Puis, derrière lui, une charmante jeune fille, seule aussi et qui semblait le suivre de loin.
Puis, enfin, un vieil homme, habillé bourgeoisement, mais campé à la noble, qui avait l'air de suivre les deux.
Dans le courant de notre récit, nous avons appris le nom du jeune homme: René de Kervoz, et le nom de la jeune fille: Angèle.

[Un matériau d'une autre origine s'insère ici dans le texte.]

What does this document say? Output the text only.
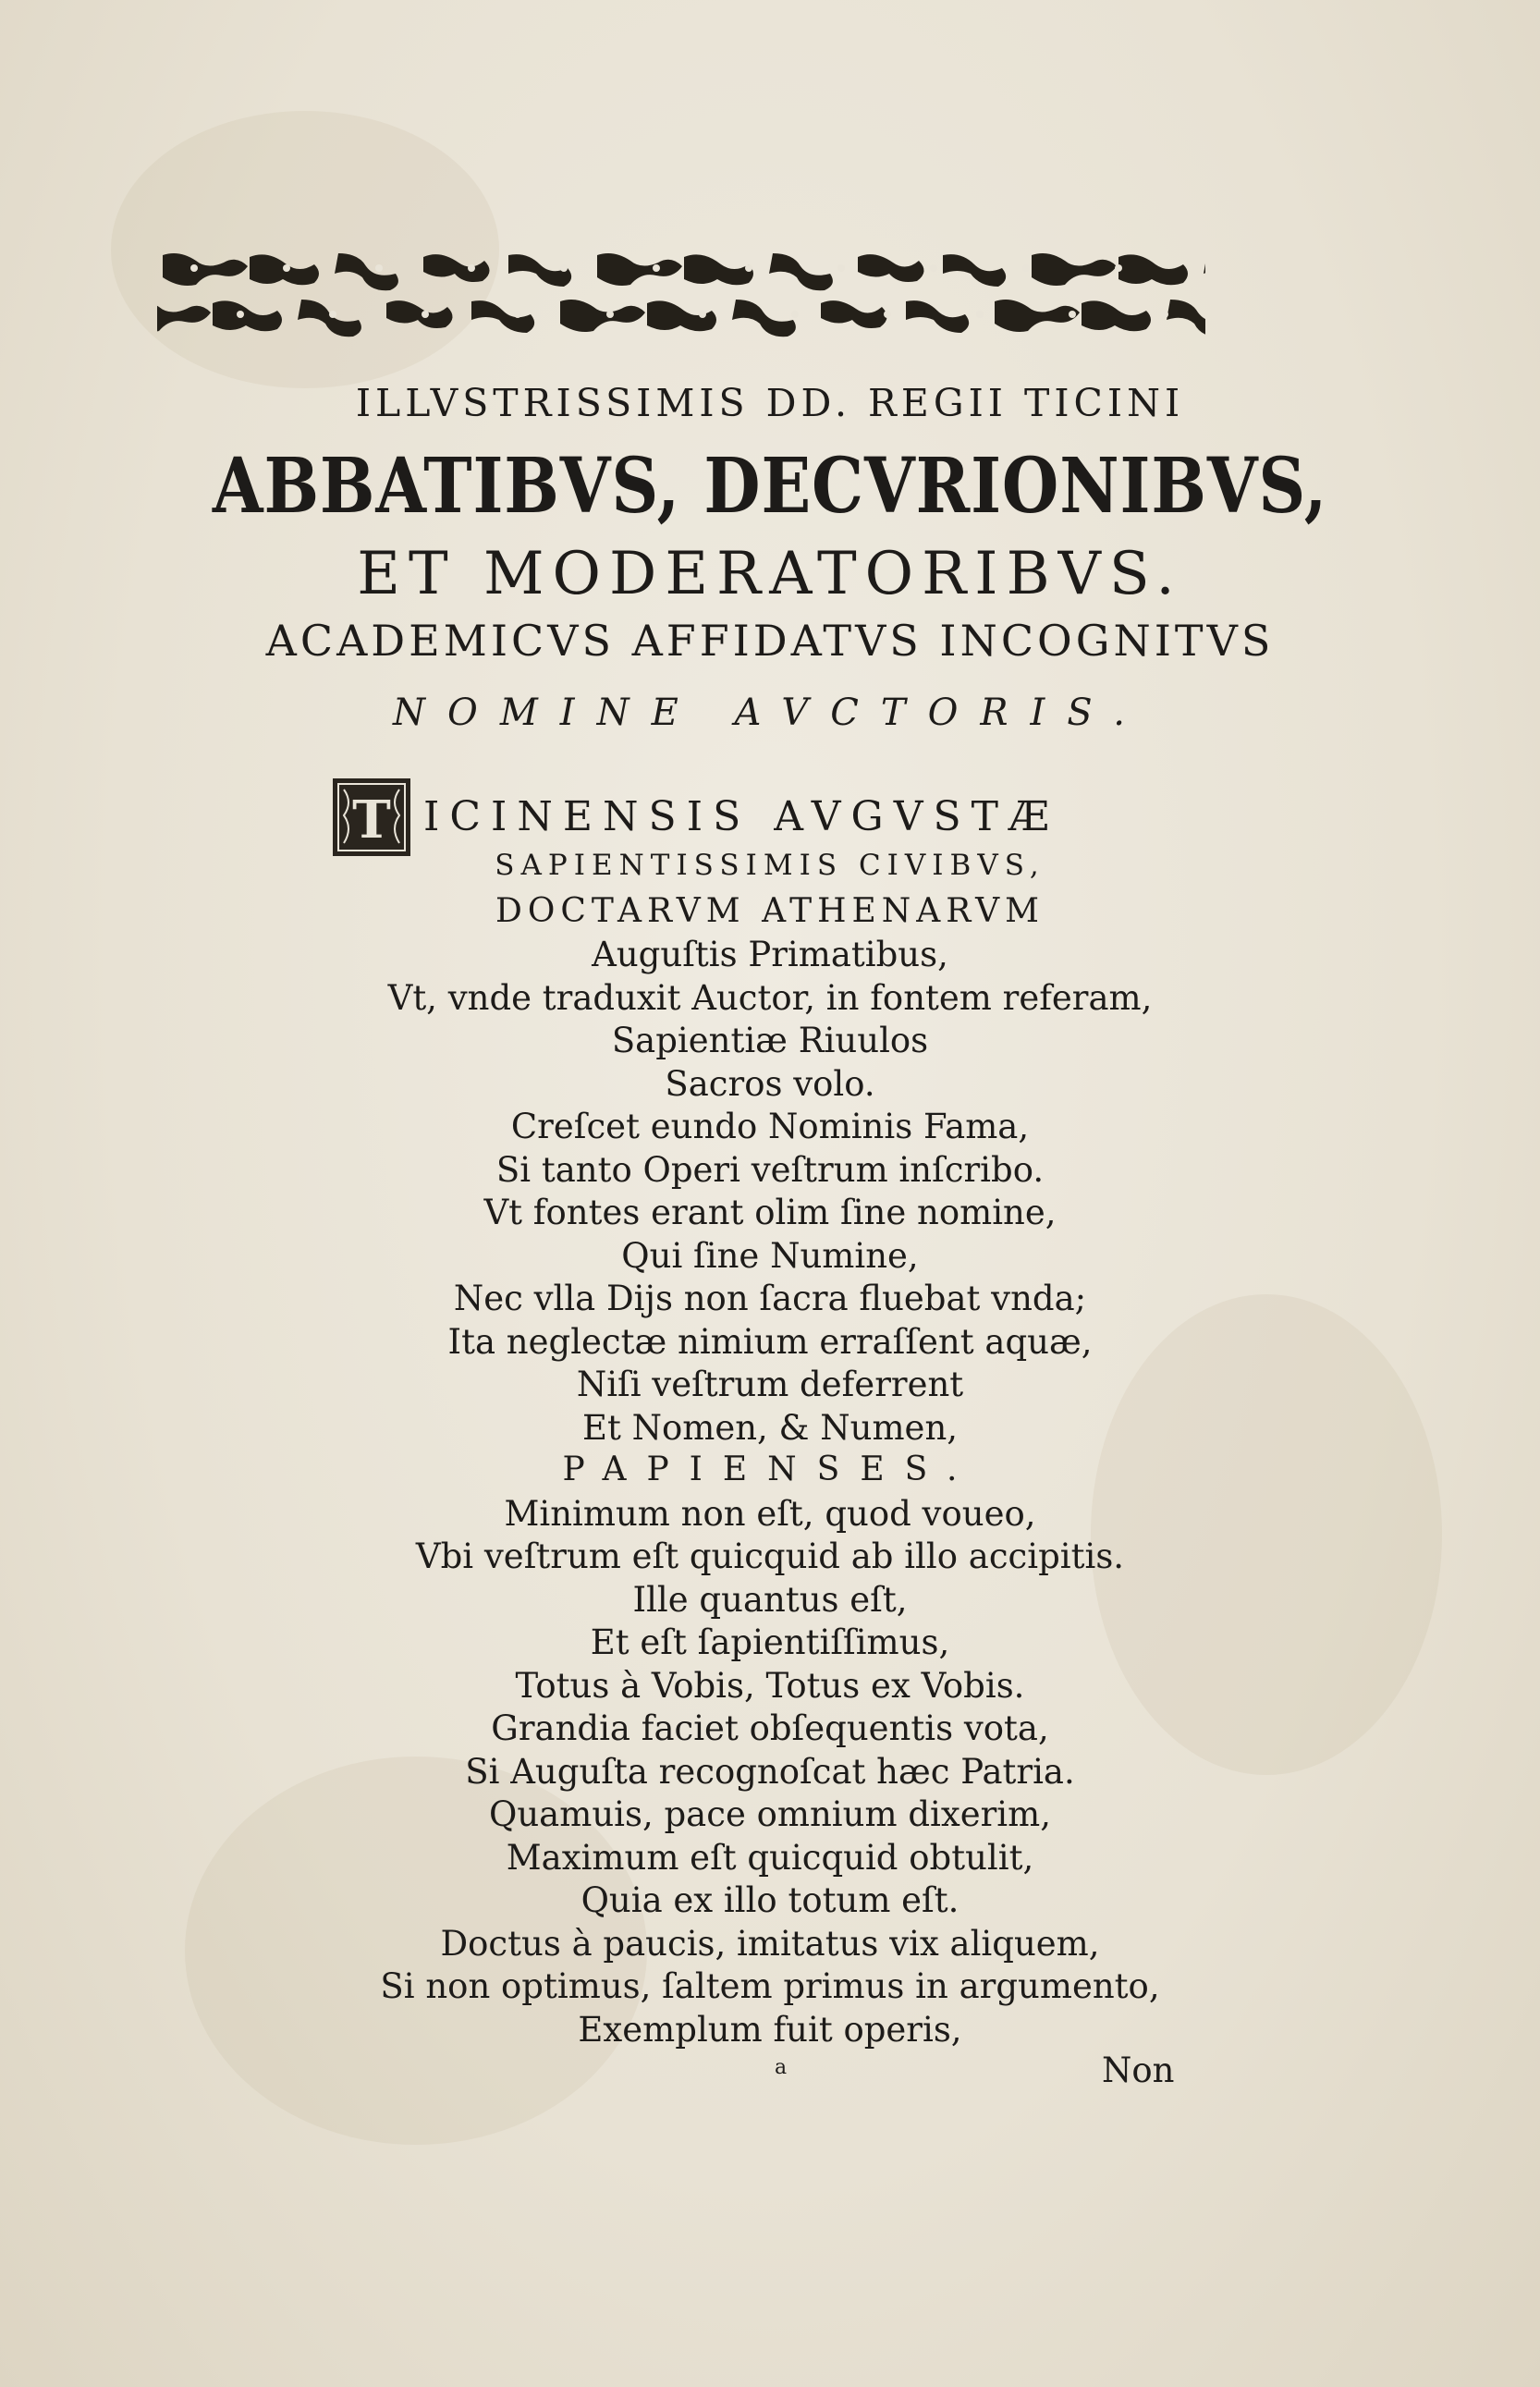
ILLVSTRISSIMIS DD. REGII TICINI
ABBATIBVS, DECVRIONIBVS,
ET MODERATORIBVS.
ACADEMICVS AFFIDATVS INCOGNITVS
NOMINE AVCTORIS.
T ICINENSIS AVGVSTÆ
SAPIENTISSIMIS CIVIBVS,
DOCTARVM ATHENARVM
Auguſtis Primatibus,
Vt, vnde traduxit Auctor, in fontem referam,
Sapientiæ Riuulos
Sacros volo.
Creſcet eundo Nominis Fama,
Si tanto Operi veſtrum inſcribo.
Vt fontes erant olim ſine nomine,
Qui ſine Numine,
Nec vlla Dijs non ſacra fluebat vnda;
Ita neglectæ nimium erraſſent aquæ,
Niſi veſtrum deferrent
Et Nomen, & Numen,
PAPIENSES.
Minimum non eſt, quod voueo,
Vbi veſtrum eſt quicquid ab illo accipitis.
Ille quantus eſt,
Et eſt ſapientiſſimus,
Totus à Vobis, Totus ex Vobis.
Grandia faciet obſequentis vota,
Si Auguſta recognoſcat hæc Patria.
Quamuis, pace omnium dixerim,
Maximum eſt quicquid obtulit,
Quia ex illo totum eſt.
Doctus à paucis, imitatus vix aliquem,
Si non optimus, ſaltem primus in argumento,
Exemplum fuit operis,
a	Non
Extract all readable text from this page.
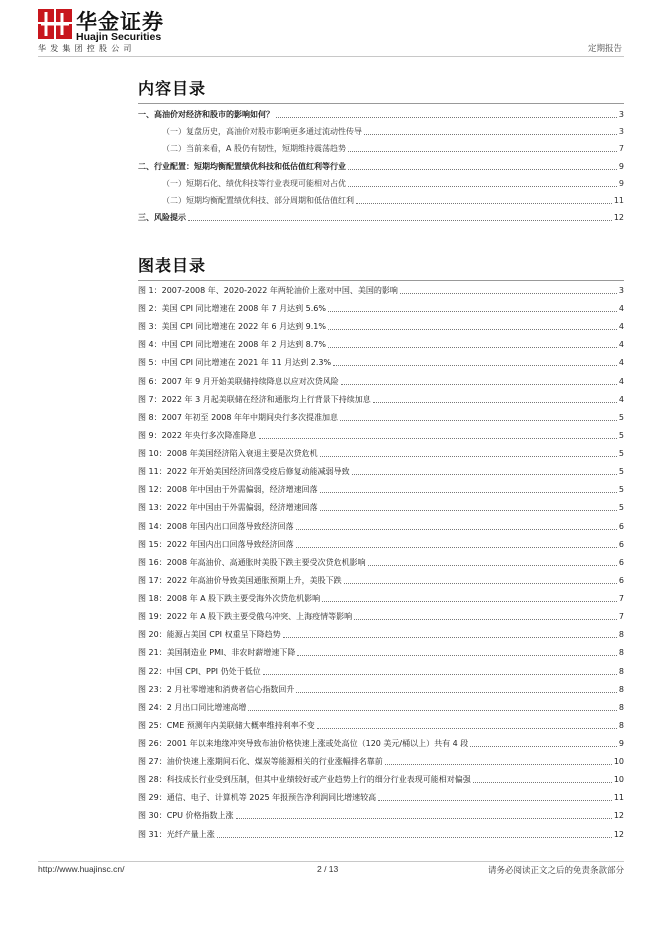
华金证券
Huajin Securities
华发集团控股公司	定期报告
内容目录
一、高油价对经济和股市的影响如何？	3
（一）复盘历史，高油价对股市影响更多通过流动性传导	3
（二）当前来看，A 股仍有韧性，短期维持震荡趋势	7
二、行业配置：短期均衡配置绩优科技和低估值红利等行业	9
（一）短期石化、绩优科技等行业表现可能相对占优	9
（二）短期均衡配置绩优科技、部分周期和低估值红利	11
三、风险提示	12
图表目录
图 1：2007-2008 年、2020-2022 年两轮油价上涨对中国、美国的影响	3
图 2：美国 CPI 同比增速在 2008 年 7 月达到 5.6%	4
图 3：美国 CPI 同比增速在 2022 年 6 月达到 9.1%	4
图 4：中国 CPI 同比增速在 2008 年 2 月达到 8.7%	4
图 5：中国 CPI 同比增速在 2021 年 11 月达到 2.3%	4
图 6：2007 年 9 月开始美联储持续降息以应对次贷风险	4
图 7：2022 年 3 月起美联储在经济和通胀均上行背景下持续加息	4
图 8：2007 年初至 2008 年年中期间央行多次提准加息	5
图 9：2022 年央行多次降准降息	5
图 10：2008 年美国经济陷入衰退主要是次贷危机	5
图 11：2022 年开始美国经济回落受疫后修复动能减弱导致	5
图 12：2008 年中国由于外需偏弱，经济增速回落	5
图 13：2022 年中国由于外需偏弱，经济增速回落	5
图 14：2008 年国内出口回落导致经济回落	6
图 15：2022 年国内出口回落导致经济回落	6
图 16：2008 年高油价、高通胀时美股下跌主要受次贷危机影响	6
图 17：2022 年高油价导致美国通胀预期上升，美股下跌	6
图 18：2008 年 A 股下跌主要受海外次贷危机影响	7
图 19：2022 年 A 股下跌主要受俄乌冲突、上海疫情等影响	7
图 20：能源占美国 CPI 权重呈下降趋势	8
图 21：美国制造业 PMI、非农时薪增速下降	8
图 22：中国 CPI、PPI 仍处于低位	8
图 23：2 月社零增速和消费者信心指数回升	8
图 24：2 月出口同比增速高增	8
图 25：CME 预测年内美联储大概率维持利率不变	8
图 26：2001 年以来地缘冲突导致布油价格快速上涨或处高位（120 美元/桶以上）共有 4 段	9
图 27：油价快速上涨期间石化、煤炭等能源相关的行业涨幅排名靠前	10
图 28：科技成长行业受到压制，但其中业绩较好或产业趋势上行的细分行业表现可能相对偏强	10
图 29：通信、电子、计算机等 2025 年报预告净利润同比增速较高	11
图 30：CPU 价格指数上涨	12
图 31：光纤产量上涨	12
http://www.huajinsc.cn/	2 / 13	请务必阅读正文之后的免责条款部分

Quant au vieux bourgeois, ceux qui ont lu le premier épisode de cette série: la Chambre des Amours, le connaissaient dès longtemps.
Après la scène mystérieuse et presque muette qui eut lieu, vers la tombée de la nuit, dans l'église de Saint-Louis-en-l'Ile, entre cette blonde éblouissante qu'on appelait Mme la comtesse, l'Allemand Ramberg, René et l'abbé Martel, scène dont l'apprenti médecin Germain Patou, d'un côté, et Angèle de l'autre, furent les témoins silencieux, René de Kervoz sortit le premier.
Angèle le suivit aussitôt, comme elle l'avait fait depuis la place du
Châtelet.
Elle semblait bien faible; son pas lent et pénible chancelait, mais ces pauvres coeurs blessés ont un terrible courage.
Il n'était pas nuit tout à fait encore quand René de Kervoz, sortant par la porte latérale, s'engagea dans la rue Poultier. Au lieu de tourner vers le quai de Béthune, comme devaient faire plus tard Germain Patou et «le patron», il remonta vers la rue Saint-Louis.
Sa marche était lente aussi et incertaine, mais ce n'était pas faiblesse.